Question écrite n° 12696 de M. Alain Richard (Val-d'Oise - LaREM)

publiée dans le JO Sénat du 24/10/2019 - page 5368

M. Alain Richard attire l'attention de Mme la ministre de la transition écologique et solidaire concernant le dépassement manifeste et répété du plafond environnemental des vols de nuits autorisés à l'aéroport Paris-Charles-de-Gaulle.

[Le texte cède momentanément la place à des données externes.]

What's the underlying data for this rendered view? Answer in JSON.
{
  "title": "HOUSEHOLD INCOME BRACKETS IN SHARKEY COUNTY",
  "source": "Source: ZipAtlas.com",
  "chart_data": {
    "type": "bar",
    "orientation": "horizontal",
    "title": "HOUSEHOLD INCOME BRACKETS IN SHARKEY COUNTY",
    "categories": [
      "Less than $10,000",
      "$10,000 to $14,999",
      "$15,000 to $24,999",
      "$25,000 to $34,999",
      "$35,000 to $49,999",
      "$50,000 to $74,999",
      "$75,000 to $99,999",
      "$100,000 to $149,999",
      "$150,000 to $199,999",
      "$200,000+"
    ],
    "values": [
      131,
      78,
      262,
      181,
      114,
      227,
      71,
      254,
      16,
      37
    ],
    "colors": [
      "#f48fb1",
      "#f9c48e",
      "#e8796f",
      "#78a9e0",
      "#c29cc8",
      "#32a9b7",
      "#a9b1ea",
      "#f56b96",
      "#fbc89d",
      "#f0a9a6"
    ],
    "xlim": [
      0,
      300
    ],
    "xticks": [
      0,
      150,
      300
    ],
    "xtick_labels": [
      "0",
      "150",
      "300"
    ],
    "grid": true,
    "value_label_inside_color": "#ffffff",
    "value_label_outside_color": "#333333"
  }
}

Dans sa décision n° 2019/24 du 11 septembre 2019, le collège de l'autorité de contrôle des nuisances aéroportuaires (ACNUSA) est clair : l'étude 2018 de l'indicateur global mesuré pondéré (IGMP calculé selon les modalités définies dans l'arrêté du 28 janvier 2003) mesurant l'énergie sonore globale émise par les aéronefs opérant à Paris-Charles-de-Gaulle met en évidence une augmentation significative des nuisances sur la période 22 heures -6 heures du matin au détriment de la réglementation relative aux mouvements nocturnes à Paris-Charles-de-Gaulle (arrêté du 6 novembre 2003 relatif à l'attribution de créneaux horaires la nuit sur l'aérodrome Paris-Charles-de-Gaulle et définissant le plafond environnemental). Le contournement manifeste du plafonnement des vols en cœur de nuit à Paris-Charles-de-Gaulle par les compagnies aériennes appelle la nécessaire rationalisation de l'arsenal réglementaire afin de permettre aux agents de l'État assermentés à cet effet de dresser procès-verbal pour les atterrissages sans créneaux de nuit, de restreindre l'usage de certains avions sur l'aérodrome Paris-Charles-de-Gaulle (révision de l'arrêté du 20 septembre 2011 portant restriction d'usage de certains avions sur l'aérodrome Paris-Charles-de-Gaulle) et de redéfinir les seuils de décibels autorisés obsolètes en raison du renouvellement des flottes (révision de l'arrêté du 6 novembre 2003 modifié le 2 mai 2012 portant restriction d'exploitation nocturne de certains aéronefs dépassant un seuil de bruit au décollage ou à l'atterrissage à Paris-Charles-de-Gaulle).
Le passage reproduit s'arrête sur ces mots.